Medicamentos vencidos são encontrados em hospital onde mutirão de procedimentos oftalmológicos aconteceu na PB

Parte dos medicamentos usados em um mutirão oftalmológico que aconteceu no Hospital de Clínicas em Campina Grande, estava vencida. A informação foi confirmada nesta terça-feira (20) pela Secretaria de Estado da Saúde (SES), após pacientes que passaram por procedimentos no mutirão relatarem infecção e perda de visão.

De acordo com a SES-PB, ao menos 6 dos 30 frascos da medicação utilizada estavam vencidos e abertos. Há indícios de que os medicamentos vencidos foram usados no mutirão oftalmológico realizado na última quinta-feira (15).
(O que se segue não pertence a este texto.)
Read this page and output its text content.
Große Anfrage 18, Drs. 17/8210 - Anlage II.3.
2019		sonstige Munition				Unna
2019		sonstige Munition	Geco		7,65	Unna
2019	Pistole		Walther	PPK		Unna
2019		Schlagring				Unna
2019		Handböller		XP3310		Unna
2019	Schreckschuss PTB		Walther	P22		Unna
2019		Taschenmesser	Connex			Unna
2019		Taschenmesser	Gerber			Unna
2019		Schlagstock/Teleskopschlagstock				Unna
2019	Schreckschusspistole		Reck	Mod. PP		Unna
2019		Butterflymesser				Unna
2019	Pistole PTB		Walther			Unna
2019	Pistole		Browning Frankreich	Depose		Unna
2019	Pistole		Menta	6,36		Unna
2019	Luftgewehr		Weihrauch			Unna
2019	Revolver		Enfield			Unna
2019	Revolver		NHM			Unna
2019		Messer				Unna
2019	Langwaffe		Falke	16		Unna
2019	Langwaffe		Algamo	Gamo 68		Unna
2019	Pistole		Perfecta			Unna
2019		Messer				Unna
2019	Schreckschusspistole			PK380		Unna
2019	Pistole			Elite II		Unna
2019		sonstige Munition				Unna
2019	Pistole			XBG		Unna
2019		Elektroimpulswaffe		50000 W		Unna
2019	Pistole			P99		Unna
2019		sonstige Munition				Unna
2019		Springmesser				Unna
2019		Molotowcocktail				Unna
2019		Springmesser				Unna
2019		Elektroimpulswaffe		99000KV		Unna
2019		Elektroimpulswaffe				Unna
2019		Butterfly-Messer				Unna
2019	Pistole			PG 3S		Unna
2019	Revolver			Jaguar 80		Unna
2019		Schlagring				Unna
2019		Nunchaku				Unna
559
Ainda segundo o órgão, a quantidade de pacientes que apresentam desconforto persistente e baixa visão subiu de 4 para 9. Ao todo, 64 pacientes foram submetidos ao procedimento, executado no Hospital de Clínicas de Campina Grande através de um contrato da SES-PB com a empresa Fundação Rubens Dutra Segundo. O contrato com a empresa foi rompido após a repercussão do caso.

A secretaria ressaltou que os profissionais e o fornecimento de materiais utilizados durante o procedimento são de “responsabilidade exclusiva da empresa”. À TV local, o presidente da Fundação Rubens Dutra Segundo disse que acompanha as investigações e confirmou que os medicamentos e profissionais envolvidos possuem ligação com a fundação.
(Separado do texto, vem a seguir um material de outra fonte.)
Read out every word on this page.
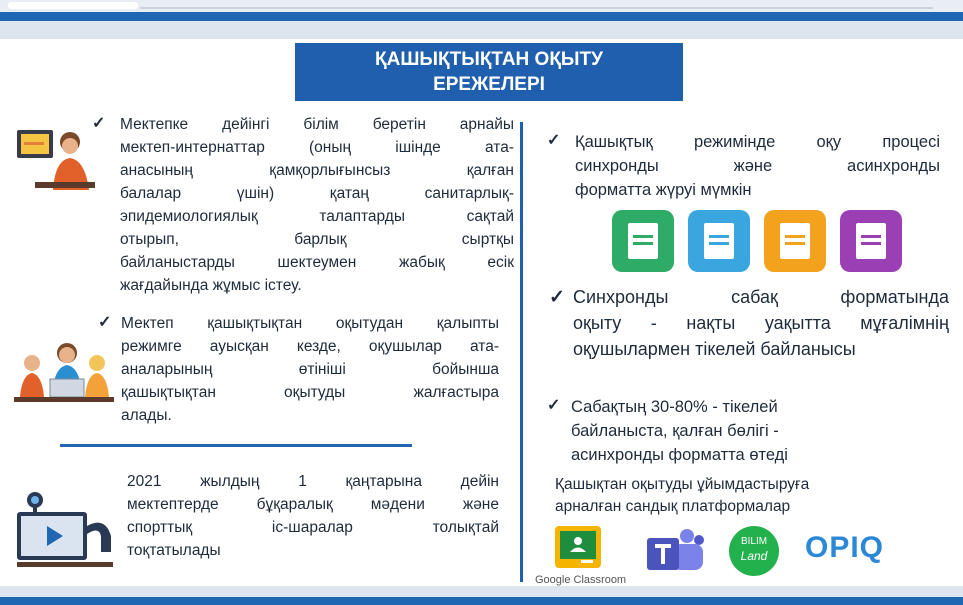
ҚАШЫҚТЫҚТАН ОҚЫТУ
ЕРЕЖЕЛЕРІ
✓ Мектепке дейінгі білім беретін арнайы
мектеп-интернаттар (оның ішінде ата-
анасының қамқорлығынсыз қалған
балалар үшін) қатаң санитарлық-
эпидемиологиялық талаптарды сақтай
отырып, барлық сыртқы
байланыстарды шектеумен жабық есік
жағдайында жұмыс істеу.
✓ Мектеп қашықтықтан оқытудан қалыпты
режимге ауысқан кезде, оқушылар ата-
аналарының өтініші бойынша
қашықтықтан оқытуды жалғастыра
алады.
2021 жылдың 1 қаңтарына дейін
мектептерде бұқаралық мәдени және
спорттық іс-шаралар толықтай
тоқтатылады
✓ Қашықтық режимінде оқу процесі
синхронды және асинхронды
форматта жүруі мүмкін
✓ Синхронды сабақ форматында
оқыту - нақты уақытта мұғалімнің
оқушылармен тікелей байланысы
✓ Сабақтың 30-80% - тікелей
байланыста, қалған бөлігі -
асинхронды форматта өтеді
Қашықтан оқытуды ұйымдастыруға
арналған сандық платформалар
Google Classroom
BILIM
Land	OPIQ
Rubens Dutra também afirmou que mais de 20 pacientes apresentaram sintomas após os procedimentos, explicou que presta assistência a eles desde o sábado (17) e disse acreditar que uma possível aplicação de medicação vencida não ocasionaria as reações apresentadas. A fundação destinou uma equipe para investigar as causas das infecções e deve divulgar até a próxima quinta-feira (22) o resultado.
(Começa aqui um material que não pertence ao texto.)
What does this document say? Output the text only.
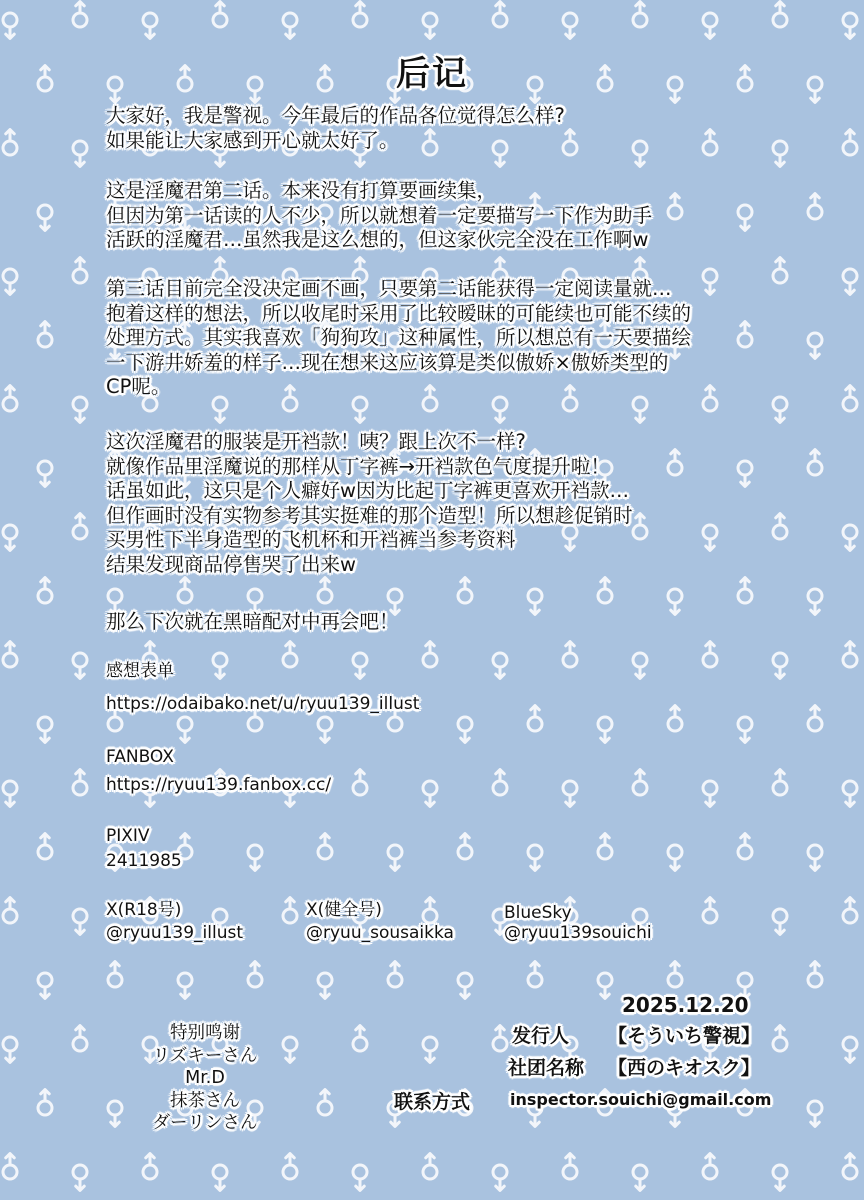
后记
大家好，我是警视。今年最后的作品各位觉得怎么样?
如果能让大家感到开心就太好了。
这是淫魔君第二话。本来没有打算要画续集，
但因为第一话读的人不少，所以就想着一定要描写一下作为助手
活跃的淫魔君…虽然我是这么想的，但这家伙完全没在工作啊w
第三话目前完全没决定画不画，只要第二话能获得一定阅读量就…
抱着这样的想法，所以收尾时采用了比较暧昧的可能续也可能不续的
处理方式。其实我喜欢「狗狗攻」这种属性，所以想总有一天要描绘
一下游井娇羞的样子…现在想来这应该算是类似傲娇×傲娇类型的
CP呢。
这次淫魔君的服装是开裆款！咦？跟上次不一样?
就像作品里淫魔说的那样从丁字裤→开裆款色气度提升啦！
话虽如此，这只是个人癖好w因为比起丁字裤更喜欢开裆款…
但作画时没有实物参考其实挺难的那个造型！所以想趁促销时
买男性下半身造型的飞机杯和开裆裤当参考资料
结果发现商品停售哭了出来w
那么下次就在黑暗配对中再会吧！
感想表单
https://odaibako.net/u/ryuu139_illust
FANBOX
https://ryuu139.fanbox.cc/
PIXIV
2411985
X(R18号)
@ryuu139_illust
X(健全号)
@ryuu_sousaikka
BlueSky
@ryuu139souichi
2025.12.20
发行人 【そういち警視】
社团名称 【西のキオスク】
联系方式 inspector.souichi@gmail.com
特别鸣谢
リズキーさん
Mr.D
抹茶さん
ダーリンさん
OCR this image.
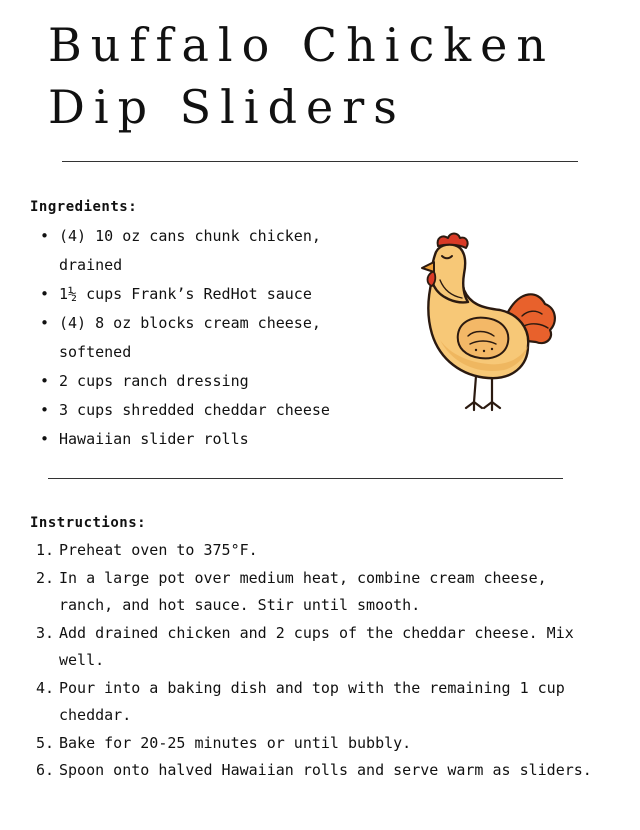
Buffalo Chicken
Dip Sliders
Ingredients:
• (4) 10 oz cans chunk chicken, drained
• 1½ cups Frank’s RedHot sauce
• (4) 8 oz blocks cream cheese, softened
• 2 cups ranch dressing
• 3 cups shredded cheddar cheese
• Hawaiian slider rolls
Instructions:
1. Preheat oven to 375°F.
2. In a large pot over medium heat, combine cream cheese, ranch, and hot sauce. Stir until smooth.
3. Add drained chicken and 2 cups of the cheddar cheese. Mix well.
4. Pour into a baking dish and top with the remaining 1 cup cheddar.
5. Bake for 20-25 minutes or until bubbly.
6. Spoon onto halved Hawaiian rolls and serve warm as sliders.
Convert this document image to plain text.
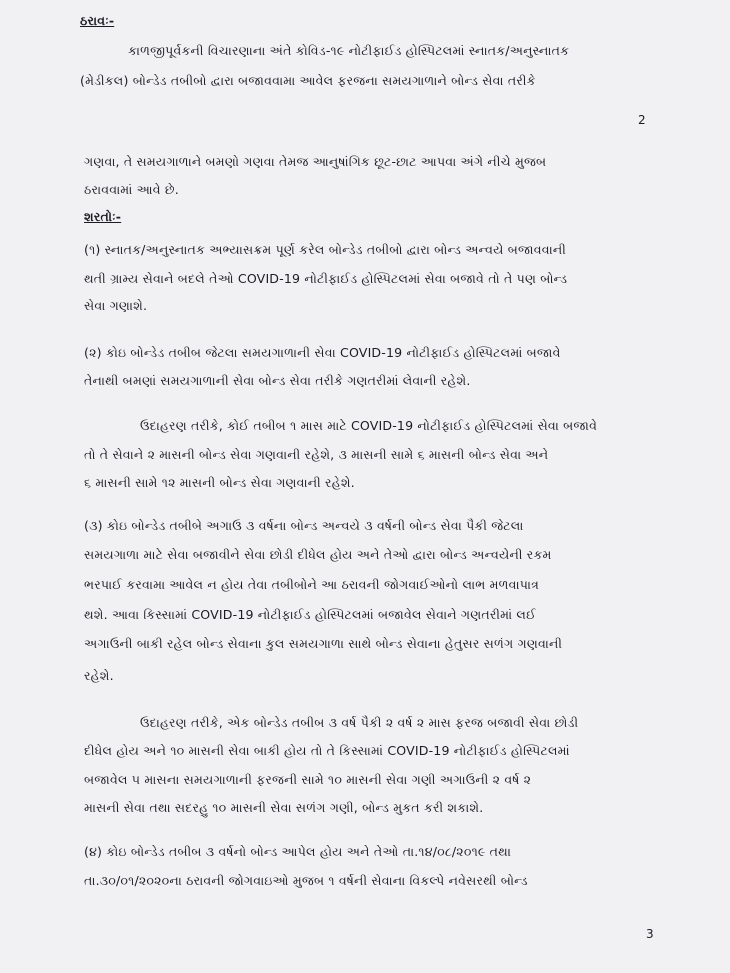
ઠરાવઃ-
કાળજીપૂર્વકની વિચારણાના અંતે કોવિડ-૧૯ નોટીફાઈડ હોસ્પિટલમાં સ્નાતક/અનુસ્નાતક
(મેડીકલ) બોન્ડેડ તબીબો દ્વારા બજાવવામા આવેલ ફરજના સમયગાળાને બોન્ડ સેવા તરીકે
2
ગણવા, તે સમયગાળાને બમણો ગણવા તેમજ આનુષાંગિક છૂટ-છાટ આપવા અંગે નીચે મુજબ
ઠરાવવામાં આવે છે.
શરતોઃ-
(૧) સ્નાતક/અનુસ્નાતક અભ્યાસક્રમ પૂર્ણ કરેલ બોન્ડેડ તબીબો દ્વારા બોન્ડ અન્વયે બજાવવાની
થતી ગ્રામ્ય સેવાને બદલે તેઓ COVID-19 નોટીફાઈડ હોસ્પિટલમાં સેવા બજાવે તો તે પણ બોન્ડ
સેવા ગણાશે.
(૨) કોઇ બોન્ડેડ તબીબ જેટલા સમયગાળાની સેવા COVID-19 નોટીફાઈડ હોસ્પિટલમાં બજાવે
તેનાથી બમણાં સમયગાળાની સેવા બોન્ડ સેવા તરીકે ગણતરીમાં લેવાની રહેશે.
ઉદાહરણ તરીકે, કોઈ તબીબ ૧ માસ માટે COVID-19 નોટીફાઈડ હોસ્પિટલમાં સેવા બજાવે
તો તે સેવાને ૨ માસની બોન્ડ સેવા ગણવાની રહેશે, ૩ માસની સામે ૬ માસની બોન્ડ સેવા અને
૬ માસની સામે ૧૨ માસની બોન્ડ સેવા ગણવાની રહેશે.
(૩) કોઇ બોન્ડેડ તબીબે અગાઉ ૩ વર્ષના બોન્ડ અન્વયે ૩ વર્ષની બોન્ડ સેવા પૈકી જેટલા
સમયગાળા માટે સેવા બજાવીને સેવા છોડી દીધેલ હોય અને તેઓ દ્વારા બોન્ડ અન્વયેની રકમ
ભરપાઈ કરવામા આવેલ ન હોય તેવા તબીબોને આ ઠરાવની જોગવાઈઓનો લાભ મળવાપાત્ર
થશે. આવા કિસ્સામાં COVID-19 નોટીફાઈડ હોસ્પિટલમાં બજાવેલ સેવાને ગણતરીમાં લઈ
અગાઉની બાકી રહેલ બોન્ડ સેવાના કુલ સમયગાળા સાથે બોન્ડ સેવાના હેતુસર સળંગ ગણવાની
રહેશે.
ઉદાહરણ તરીકે, એક બોન્ડેડ તબીબ ૩ વર્ષ પૈકી ૨ વર્ષ ૨ માસ ફરજ બજાવી સેવા છોડી
દીધેલ હોય અને ૧૦ માસની સેવા બાકી હોય તો તે કિસ્સામાં COVID-19 નોટીફાઈડ હોસ્પિટલમાં
બજાવેલ ૫ માસના સમયગાળાની ફરજની સામે ૧૦ માસની સેવા ગણી અગાઉની ૨ વર્ષ ૨
માસની સેવા તથા સદરહુ ૧૦ માસની સેવા સળંગ ગણી, બોન્ડ મુકત કરી શકાશે.
(૪) કોઇ બોન્ડેડ તબીબ ૩ વર્ષનો બોન્ડ આપેલ હોય અને તેઓ તા.૧૪/૦૮/૨૦૧૯ તથા
તા.૩૦/૦૧/૨૦૨૦ના ઠરાવની જોગવાઇઓ મુજબ ૧ વર્ષની સેવાના વિકલ્પે નવેસરથી બોન્ડ
3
Processos administrativos, éticos e criminais foram instaurados pela SES-PB para apurar as condutas dos envolvidos. Os pacientes afetados estão recebendo acompanhamento e avaliação médica, ainda segundo a Secretaria de Estado da Saúde (SES).

Em nota enviada ao g1, o Conselho Regional de Medicina do Estado da Paraíba (CRM-PB) afirmou que acompanha o caso. Segundo o CRM-PB, nenhuma denúncia formal chegou à Comissão de Ética Médica do órgão, mas mesmo se não houver denúncia, uma sindicância de ofício será aberta para apurar e responsabilizar os envolvidos.